With the OpenStack Data Processing service, jobs define the actual data processing tasks. Each job specifies a job type (for example, Pig, Hive, or MapReduce), binary, script, and library. A job can only use binaries, scripts, or libraries that are registered with the OpenStack Data Processing service.

After creating a job, you can then launch it on a cluster and run it against an input data source. Input and output data sources, like job binaries, must also be registered first with the OpenStack Data Processing service (see Section 5.1, “Register Input and Output Data Sources”).

9.1. Register Job Binaries, Scripts, or Libraries

The process for registering job binaries, scripts, and libraries is similar to image and data source registration. You can register them directly from the Object Storage service; for instructions on how to upload objects to the Object Storage service, see Upload an Object. Alternatively, you can also upload binaries and libraries directly from your local file system directly into the OpenStack Data Processing service.
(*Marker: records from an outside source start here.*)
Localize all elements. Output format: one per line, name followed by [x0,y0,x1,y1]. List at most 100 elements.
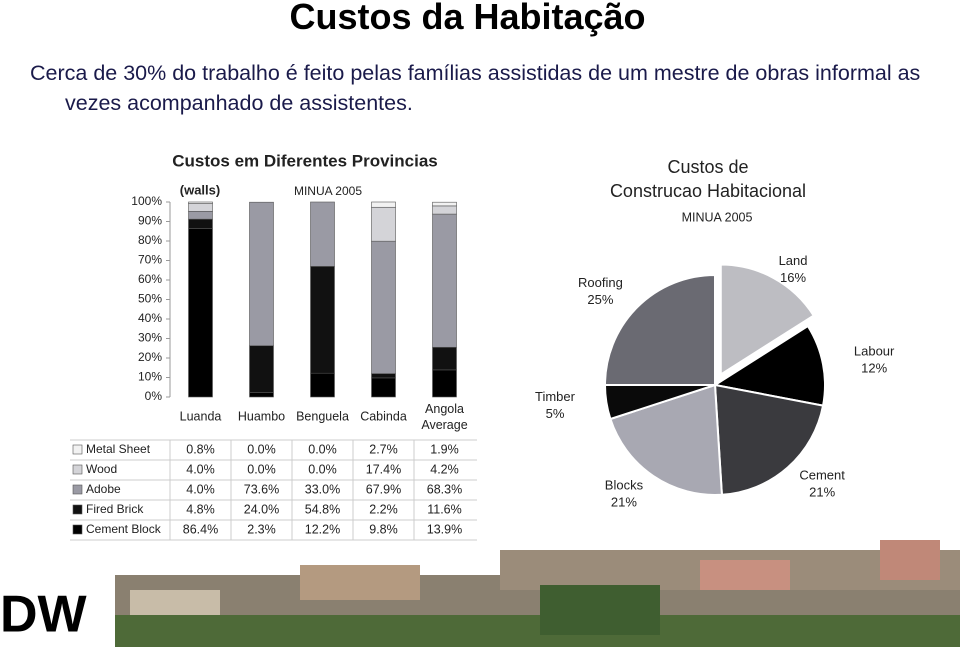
bar-segment [371,240,396,374]
y-tick-label: 60% [138,272,162,286]
annotation: (walls) [180,182,220,197]
bar-segment [188,228,213,398]
table-cell: 4.2% [430,462,459,476]
bar-segment [432,201,457,207]
bar-segment [371,373,396,379]
legend-swatch [72,504,83,515]
table-cell: 12.2% [305,522,340,536]
bar-segment [371,377,396,398]
y-tick-label: 20% [138,350,162,364]
bar-segment [249,392,274,398]
table-cell: 67.9% [366,482,401,496]
slice-label: Blocks [605,478,644,493]
table-cell: 33.0% [305,482,340,496]
slice-label: Land [779,253,808,268]
table-cell: 24.0% [244,502,279,516]
table-cell: 68.3% [427,482,462,496]
photo [115,540,960,647]
y-tick-label: 30% [138,331,162,345]
legend-label: Cement Block [86,522,162,536]
pie-slice [603,273,716,386]
bar-segment [249,345,274,393]
slice-label: Labour [854,344,895,359]
pie-slice [712,324,826,407]
x-tick-label: Angola Average [421,402,467,432]
bar-segment [188,218,213,229]
table-cell: 0.0% [247,462,276,476]
table-cell: 2.7% [369,442,398,456]
slice-value: 25% [587,292,613,307]
table-cell: 11.6% [427,502,462,516]
slice-value: 5% [546,406,565,421]
bar-segment [310,266,335,374]
legend-swatch [72,444,83,455]
bar-segment [371,201,396,208]
pie-slice [719,263,816,377]
bar-segment [188,203,213,212]
annotation: MINUA 2005 [682,210,753,224]
table-cell: 0.8% [186,442,215,456]
y-tick-label: 80% [138,233,162,247]
bar-segment [188,201,213,204]
pie-slice [609,383,723,496]
table-cell: 0.0% [247,442,276,456]
bar-segment [371,206,396,242]
bar-segment [432,213,457,348]
bar-segment [310,372,335,398]
table-cell: 4.0% [186,482,215,496]
y-tick-label: 10% [138,370,162,384]
slice-label: Cement [799,467,845,482]
annotation: MINUA 2005 [294,184,362,198]
table-cell: 9.8% [369,522,398,536]
table-cell: 4.0% [186,462,215,476]
legend-label: Wood [86,462,117,476]
y-tick-label: 70% [138,253,162,267]
bar-segment [432,369,457,398]
table-cell: 73.6% [244,482,279,496]
table-cell: 2.3% [247,522,276,536]
legend-swatch [72,484,83,495]
x-tick-label: Benguela [296,409,349,423]
table-cell: 0.0% [308,442,337,456]
legend-swatch [72,464,83,475]
logo: DW [0,586,88,644]
legend-label: Metal Sheet [86,442,151,456]
y-tick-label: 0% [145,389,163,403]
table-cell: 17.4% [366,462,401,476]
slice-value: 12% [861,361,887,376]
chart-title: Custos em Diferentes Provincias [172,151,437,170]
table-cell: 13.9% [427,522,462,536]
slice-label: Timber [535,389,576,404]
bar-segment [188,211,213,220]
y-tick-label: 90% [138,214,162,228]
y-tick-label: 40% [138,311,162,325]
slide-title: Custos da Habitação [289,0,646,37]
bar-segment [432,205,457,215]
table-cell: 54.8% [305,502,340,516]
y-tick-label: 50% [138,292,162,306]
bar-segment [310,201,335,267]
legend-label: Adobe [86,482,121,496]
legend-swatch [72,524,83,535]
slide-text: Cerca de 30% do trabalho é feito pelas f… [30,61,921,115]
x-tick-label: Cabinda [360,409,407,423]
x-tick-label: Luanda [180,409,222,423]
legend-label: Fired Brick [86,502,144,516]
x-tick-label: Huambo [238,409,285,423]
table-cell: 86.4% [183,522,218,536]
chart-title: Custos de Construcao Habitacional [610,157,806,201]
table-cell: 2.2% [369,502,398,516]
table-cell: 0.0% [308,462,337,476]
slice-value: 16% [780,270,806,285]
table-cell: 1.9% [430,442,459,456]
slice-label: Roofing [578,275,623,290]
bar-segment [249,201,274,347]
slice-value: 21% [611,495,637,510]
y-tick-label: 100% [131,194,162,208]
slice-value: 21% [809,484,835,499]
table-cell: 4.8% [186,502,215,516]
pie-slice [713,383,825,496]
bar-segment [432,346,457,371]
  1. In the dashboard, select Project > Data Processing > Job Binaries.
  2. Click Create Job Binary.
  3. Enter a name for the object (namely, your script, binary, or library). This name will be used when selecting the object. If your object requires a particular name or extension (for example, .jar), include it here.
  4. Use the Description field to describe the script, binary, or library you are registering (optional).
  5. Configure the object depending on its storage type.
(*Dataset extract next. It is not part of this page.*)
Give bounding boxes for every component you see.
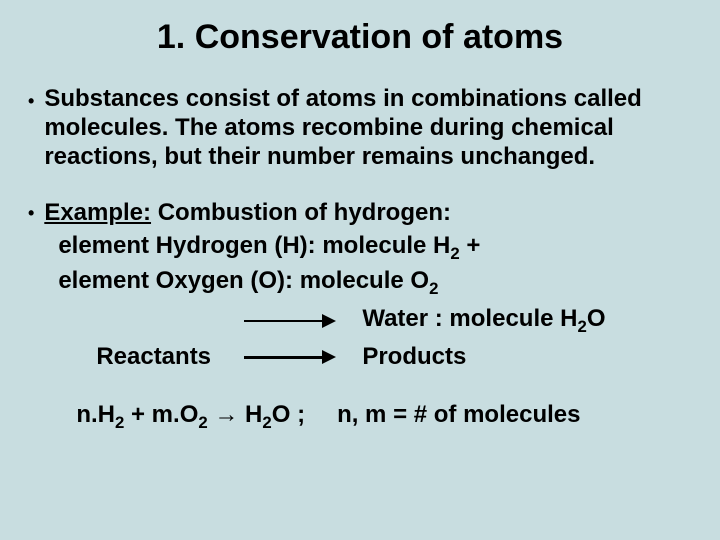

    1. If the object is available through the Object Storage service, select Swift from the Storage type drop-down menu. Then:

      • Provide the container and object name of your script, binary, or library as swift://CONTAINER/OBJECT in the URL field.
      • If your script, binary, or library requires a login, supply the necessary credentials in the Username and Password fields.
    2. If the object is an S3 job binary, select S3 from the Storage type drop-down menu. Then:

      • Enter the S3 URL in the following format: s3://bucket/path/to/object. You must also enter the accesskey, secretkey, and endpoint. The endpoint is the URL of the S3 service, including the http or https protocol.
    3. Otherwise, select Internal database from the Storage type drop-down menu. Then, use the Internal binary drop-down menu to either:

      • Select an available binary, library, or script from the OpenStack Data Processing service, or
      • Input a script directly into the dashboard (Create a script), or
      • Upload a binary, library, or script directly from your local file system (Upload a new file).
  6. Click Create. The binary, library, or script should now be available in the Job Binaries table.
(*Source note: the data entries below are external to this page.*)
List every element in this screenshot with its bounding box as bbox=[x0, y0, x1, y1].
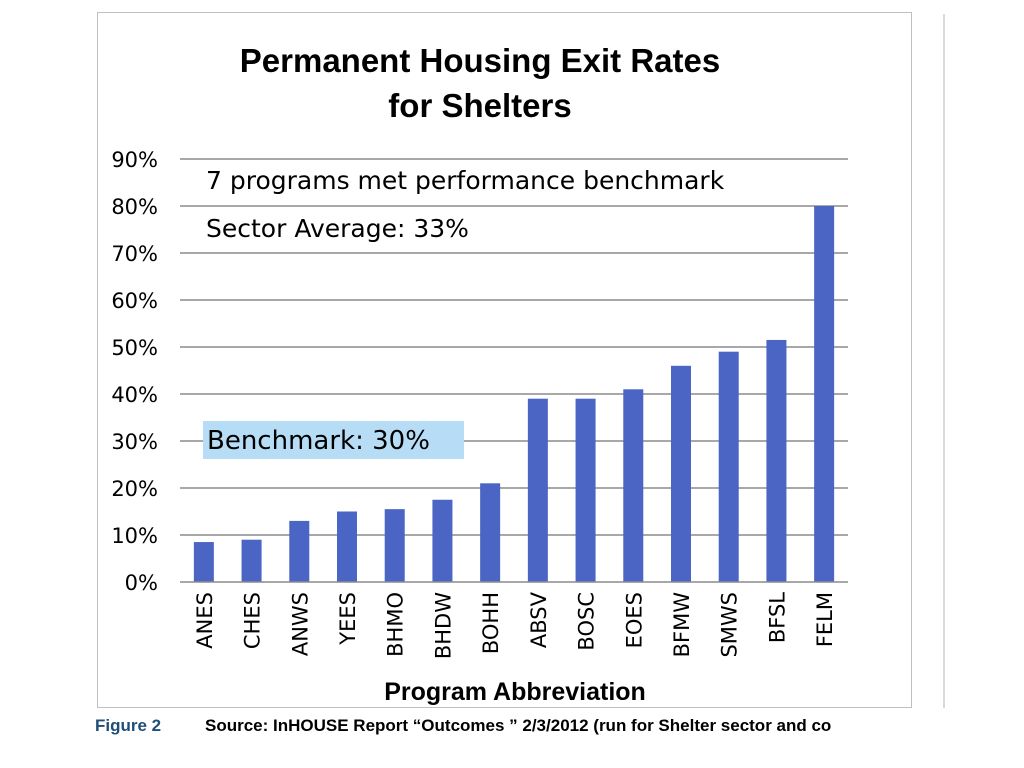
x-tick-label-felm: FELM bbox=[813, 592, 837, 647]
bar-bosc bbox=[575, 398, 596, 582]
bar-anws bbox=[289, 520, 310, 582]
x-tick-label-anws: ANWS bbox=[288, 592, 312, 656]
bar-bhdw bbox=[432, 499, 453, 582]
chart-title-line-1: Permanent Housing Exit Rates bbox=[240, 42, 720, 79]
bar-eoes bbox=[623, 389, 644, 582]
bars bbox=[193, 206, 835, 582]
x-tick-label-smws: SMWS bbox=[718, 592, 742, 658]
bar-chart: Permanent Housing Exit Rates for Shelter… bbox=[111, 42, 848, 706]
chart-title-line-2: for Shelters bbox=[388, 87, 571, 124]
bar-bohh bbox=[480, 483, 501, 582]
x-axis-tick-labels: ANES CHES ANWS YEES BHMO BHDW BOHH ABSV BOSC EOES… bbox=[193, 591, 837, 659]
x-tick-label-eoes: EOES bbox=[622, 592, 646, 648]
x-tick-label-yees: YEES bbox=[336, 592, 360, 646]
page-divider bbox=[943, 14, 945, 708]
bar-ches bbox=[241, 539, 262, 582]
y-tick-label: 20% bbox=[111, 477, 158, 501]
x-tick-label-bosc: BOSC bbox=[575, 592, 599, 651]
x-tick-label-anes: ANES bbox=[193, 592, 217, 649]
y-tick-label: 90% bbox=[111, 148, 158, 172]
figure-caption-label: Figure 2 bbox=[95, 716, 162, 735]
y-axis-tick-labels: 0% 10% 20% 30% 40% 50% 60% 70% 80% 90% bbox=[111, 148, 158, 595]
y-tick-label: 80% bbox=[111, 195, 158, 219]
y-tick-label: 50% bbox=[111, 336, 158, 360]
bar-anes bbox=[193, 542, 214, 582]
y-tick-label: 40% bbox=[111, 383, 158, 407]
y-tick-label: 70% bbox=[111, 242, 158, 266]
annotation-programs-met: 7 programs met performance benchmark bbox=[206, 166, 725, 195]
annotation-benchmark: Benchmark: 30% bbox=[207, 426, 430, 456]
x-tick-label-bhdw: BHDW bbox=[431, 592, 455, 659]
y-tick-label: 30% bbox=[111, 430, 158, 454]
figure-caption-source: Source: InHOUSE Report “Outcomes ” 2/3/2… bbox=[205, 716, 832, 735]
bar-felm bbox=[814, 206, 835, 582]
bar-bhmo bbox=[384, 509, 405, 582]
bar-bfsl bbox=[766, 339, 787, 582]
bar-bfmw bbox=[671, 365, 691, 582]
y-tick-label: 60% bbox=[111, 289, 158, 313]
bar-smws bbox=[718, 351, 739, 582]
bar-yees bbox=[337, 511, 357, 582]
x-tick-label-bohh: BOHH bbox=[479, 592, 503, 654]
x-tick-label-bfmw: BFMW bbox=[670, 592, 694, 658]
x-tick-label-bfsl: BFSL bbox=[765, 592, 789, 643]
x-tick-label-bhmo: BHMO bbox=[384, 592, 408, 657]
x-tick-label-absv: ABSV bbox=[527, 591, 551, 648]
y-tick-label: 10% bbox=[111, 524, 158, 548]
annotation-sector-average: Sector Average: 33% bbox=[206, 214, 469, 243]
bar-absv bbox=[527, 398, 548, 582]
x-tick-label-ches: CHES bbox=[241, 592, 265, 649]
y-tick-label: 0% bbox=[125, 571, 158, 595]
benchmark-highlight bbox=[203, 421, 464, 459]
x-axis-label: Program Abbreviation bbox=[384, 678, 646, 706]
9.2. Create a Job Template

Once the required binaries, scripts, and libraries are registered with OpenStack Data Processing, perform the following steps:

  1. In the dashboard, select Project > Data Processing > Job Templates.
  2. Click Create Job Template.
  3. Enter a name for your job in the Name field.
  4. Select the correct type from the Job Type drop-down menu. For more information about job types, consult your chosen plug-in’s documentation regarding supported job types.
  5. Select the binary that should be used for this job from the Choose a main binary drop-down menu. The options in this menu are populated with job binaries and scripts registered with the OpenStack Data Processing service; for more information, see Section 9.1, “Register Job Binaries, Scripts, or Libraries”.
  6. Use the Description field to describe the job you are creating (optional).
  7. If the job binary you specified requires libraries, add them. To do so, click the Libs tab and select a library from the Choose libraries drop-down menu. Then, click Choose to add the library to the job; the library should be included in the Chosen libraries list. Repeat this for every library required by the job binary. Like binaries, the options in the Choose libraries drop-down menu are populated with libraries registered with the OpenStack Data Processing service. For more information, see Section 9.1, “Register Job Binaries, Scripts, or Libraries”.
  8. Click Create. The job should now be available in the Jobs table.